Os ETFs de Bitcoin à vista voltaram a registrar entradas relevantes nesta semana. Em um único dia, os fundos receberam cerca de US$ 53 milhões. Além disso, os aportes acumulados no mês já ultrapassam US$ 1,16 bilhão.

O movimento marca uma mudança em relação ao fluxo recente do mercado. Nos quatro meses anteriores, investidores retiraram mais de US$ 6 bilhões desses produtos.

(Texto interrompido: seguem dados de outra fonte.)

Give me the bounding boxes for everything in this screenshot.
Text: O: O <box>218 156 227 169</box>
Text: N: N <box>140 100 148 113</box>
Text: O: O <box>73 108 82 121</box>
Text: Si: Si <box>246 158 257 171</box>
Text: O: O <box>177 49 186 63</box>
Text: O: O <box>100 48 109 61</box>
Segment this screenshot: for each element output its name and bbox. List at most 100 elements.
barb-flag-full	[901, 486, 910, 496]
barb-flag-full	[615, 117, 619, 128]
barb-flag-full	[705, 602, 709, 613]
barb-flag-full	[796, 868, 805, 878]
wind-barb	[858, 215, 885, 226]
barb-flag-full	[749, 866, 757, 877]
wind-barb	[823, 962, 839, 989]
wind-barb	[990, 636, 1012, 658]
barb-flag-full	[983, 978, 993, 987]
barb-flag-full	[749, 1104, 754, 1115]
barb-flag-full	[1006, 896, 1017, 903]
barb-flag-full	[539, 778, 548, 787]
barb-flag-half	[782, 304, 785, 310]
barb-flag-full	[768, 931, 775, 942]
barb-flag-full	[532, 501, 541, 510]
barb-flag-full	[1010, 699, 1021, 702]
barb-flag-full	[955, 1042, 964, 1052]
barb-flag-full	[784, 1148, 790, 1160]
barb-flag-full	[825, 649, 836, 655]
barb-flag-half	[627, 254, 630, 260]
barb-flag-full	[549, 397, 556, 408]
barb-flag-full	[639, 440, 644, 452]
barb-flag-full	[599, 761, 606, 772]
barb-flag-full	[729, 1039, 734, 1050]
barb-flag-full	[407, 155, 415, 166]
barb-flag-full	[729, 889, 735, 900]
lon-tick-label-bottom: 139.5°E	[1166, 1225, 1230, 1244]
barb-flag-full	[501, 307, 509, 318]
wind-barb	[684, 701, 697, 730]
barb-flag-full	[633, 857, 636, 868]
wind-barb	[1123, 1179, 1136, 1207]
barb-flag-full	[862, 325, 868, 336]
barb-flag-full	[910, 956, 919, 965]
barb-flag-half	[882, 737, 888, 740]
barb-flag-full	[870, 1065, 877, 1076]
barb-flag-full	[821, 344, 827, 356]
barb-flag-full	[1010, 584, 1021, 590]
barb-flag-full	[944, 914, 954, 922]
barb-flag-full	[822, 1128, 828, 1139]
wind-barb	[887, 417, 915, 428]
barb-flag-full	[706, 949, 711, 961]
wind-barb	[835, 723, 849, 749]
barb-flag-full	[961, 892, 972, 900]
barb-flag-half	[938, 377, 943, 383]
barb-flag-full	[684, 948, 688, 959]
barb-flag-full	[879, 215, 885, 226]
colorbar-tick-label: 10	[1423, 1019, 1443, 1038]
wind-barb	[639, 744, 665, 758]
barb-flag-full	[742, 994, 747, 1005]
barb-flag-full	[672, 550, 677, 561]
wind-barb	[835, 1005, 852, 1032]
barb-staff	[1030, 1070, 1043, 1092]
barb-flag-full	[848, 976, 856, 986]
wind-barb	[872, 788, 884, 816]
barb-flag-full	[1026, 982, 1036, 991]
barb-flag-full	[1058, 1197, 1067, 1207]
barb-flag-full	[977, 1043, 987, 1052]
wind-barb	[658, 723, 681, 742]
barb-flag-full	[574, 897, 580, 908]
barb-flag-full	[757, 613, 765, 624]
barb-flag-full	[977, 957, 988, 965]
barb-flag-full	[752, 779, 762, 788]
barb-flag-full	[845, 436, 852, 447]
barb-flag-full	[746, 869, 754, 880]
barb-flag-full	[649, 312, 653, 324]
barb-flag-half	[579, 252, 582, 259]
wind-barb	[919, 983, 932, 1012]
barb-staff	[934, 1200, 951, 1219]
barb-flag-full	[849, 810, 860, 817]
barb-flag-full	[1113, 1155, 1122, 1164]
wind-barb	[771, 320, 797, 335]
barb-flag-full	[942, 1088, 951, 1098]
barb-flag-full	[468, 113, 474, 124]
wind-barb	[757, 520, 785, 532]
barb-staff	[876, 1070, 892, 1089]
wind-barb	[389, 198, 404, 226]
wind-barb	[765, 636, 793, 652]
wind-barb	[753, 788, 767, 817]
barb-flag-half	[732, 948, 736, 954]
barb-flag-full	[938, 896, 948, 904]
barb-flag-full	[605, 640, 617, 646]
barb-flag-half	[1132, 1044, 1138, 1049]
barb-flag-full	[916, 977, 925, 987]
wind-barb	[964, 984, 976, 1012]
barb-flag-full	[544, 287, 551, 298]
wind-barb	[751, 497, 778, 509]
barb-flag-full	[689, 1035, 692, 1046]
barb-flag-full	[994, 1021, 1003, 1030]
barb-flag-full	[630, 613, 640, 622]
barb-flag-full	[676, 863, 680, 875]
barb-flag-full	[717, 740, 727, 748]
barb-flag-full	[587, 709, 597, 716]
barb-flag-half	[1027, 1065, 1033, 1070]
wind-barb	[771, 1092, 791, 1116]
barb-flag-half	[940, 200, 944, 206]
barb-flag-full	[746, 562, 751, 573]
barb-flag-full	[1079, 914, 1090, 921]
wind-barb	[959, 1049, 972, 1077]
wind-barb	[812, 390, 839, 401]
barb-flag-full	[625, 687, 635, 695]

Assim, o novo volume de entradas pode indicar uma retomada gradual do interesse institucional.

Ao mesmo tempo, o preço da criptomoeda reagiu. No sábado, o ativo era negociado próximo de US$ 70.850, recuperando parte das perdas registradas no início do ano, conforme dados do CoinGecko.

Analistas avaliam que o retorno de capital pode sinalizar um processo de reconstrução da confiança no mercado. No entanto, o comportamento das próximas sessões tende a ser decisivo para confirmar uma tendência mais consistente.

Indicadores técnicos e previsões reforçam mudança de sentimento

Alguns indicadores técnicos também apontam melhora no sentimento do mercado. O Índice de Força Relativa (RSI), por exemplo, chegou a cair para perto de 15 em janeiro, nível considerado extremamente baixo. Desde então, o indicador avançou para a região de 56.

Além disso, o indicador Supertrend mudou de direção no gráfico diário. Antes associado a uma tendência de baixa, ele agora passa a sugerir um possível movimento de alta no curto prazo.

Esse cenário também aparece em plataformas de previsão. Na Kalshi, a probabilidade de o ativo atingir US$ 100.000 antes de janeiro de 2027 chegou a cerca de 40%, o nível mais alto desde fevereiro.

Enquanto isso, previsões registradas no Polymarket apontam estimativas ainda mais otimistas. Na plataforma, as apostas indicam aproximadamente 50% de chance de o preço alcançar seis dígitos dentro desse horizonte.

Para atingir essa marca simbólica, o ativo precisaria subir cerca de 35% em relação ao preço atual. Embora o objetivo ainda esteja distante, a melhora no fluxo de capital e nos indicadores técnicos fortalece a leitura de recuperação gradual do mercado.

Probabilidade de Bitcoin atingir 100 mil

Fonte: Kalshi

Cenário macroeconômico segue no radar

O ambiente macroeconômico também influencia o comportamento recente do mercado cripto. Tensões envolvendo Irã, Estados Unidos e Israel pressionaram os preços do petróleo, que chegaram a se aproximar ou superar a faixa de US$ 100 por barril em alguns momentos recentes. Como resultado, aumentaram as preocupações relacionadas à inflação global.

Nesse contexto, cresce a incerteza sobre os próximos passos da política monetária do Federal Reserve. Investidores discutem se o banco central dos Estados Unidos conseguirá iniciar cortes de juros ainda este ano.

Curiosamente, enquanto ETFs ligados a ações e até ao ouro registraram saídas em determinados períodos recentes, os ETFs de Bitcoin voltaram a apresentar fluxo líquido positivo. Dessa forma, parte dos analistas voltou a mencionar a narrativa do ativo como possível proteção em momentos de instabilidade financeira.

Gráfico do Bitcoin

BTCUSD sendo negociado próximo de US$ 70.670 no gráfico de 24 horas. Fonte: TradingView

Níveis técnicos monitorados pelo mercado

No horizonte mais próximo, traders acompanham alguns níveis técnicos importantes. O ativo tenta recuperar a Média Móvel Exponencial de 50 dias como suporte, após essa linha ter atuado recentemente como resistência.

Além disso, o Oscilador Percentual de Preço (PPO) se aproxima de um possível cruzamento altista acima da linha zero. Historicamente, esse movimento costuma indicar fortalecimento do impulso comprador.

Assim, manter o preço acima da região de US$ 70.000 pode se tornar um fator relevante nas próximas sessões. Caso o interesse comprador continue crescendo, níveis psicológicos como US$ 80.000 e US$ 90.000 podem voltar ao radar do mercado.

Se essa sequência de resistências for superada, o mercado poderá abrir espaço para novas tentativas de aproximação da marca de US$ 100.000. Por isso, o comportamento dos fluxos em ETFs, os indicadores técnicos e o cenário macroeconômico devem permanecer no centro da atenção nas próximas semanas.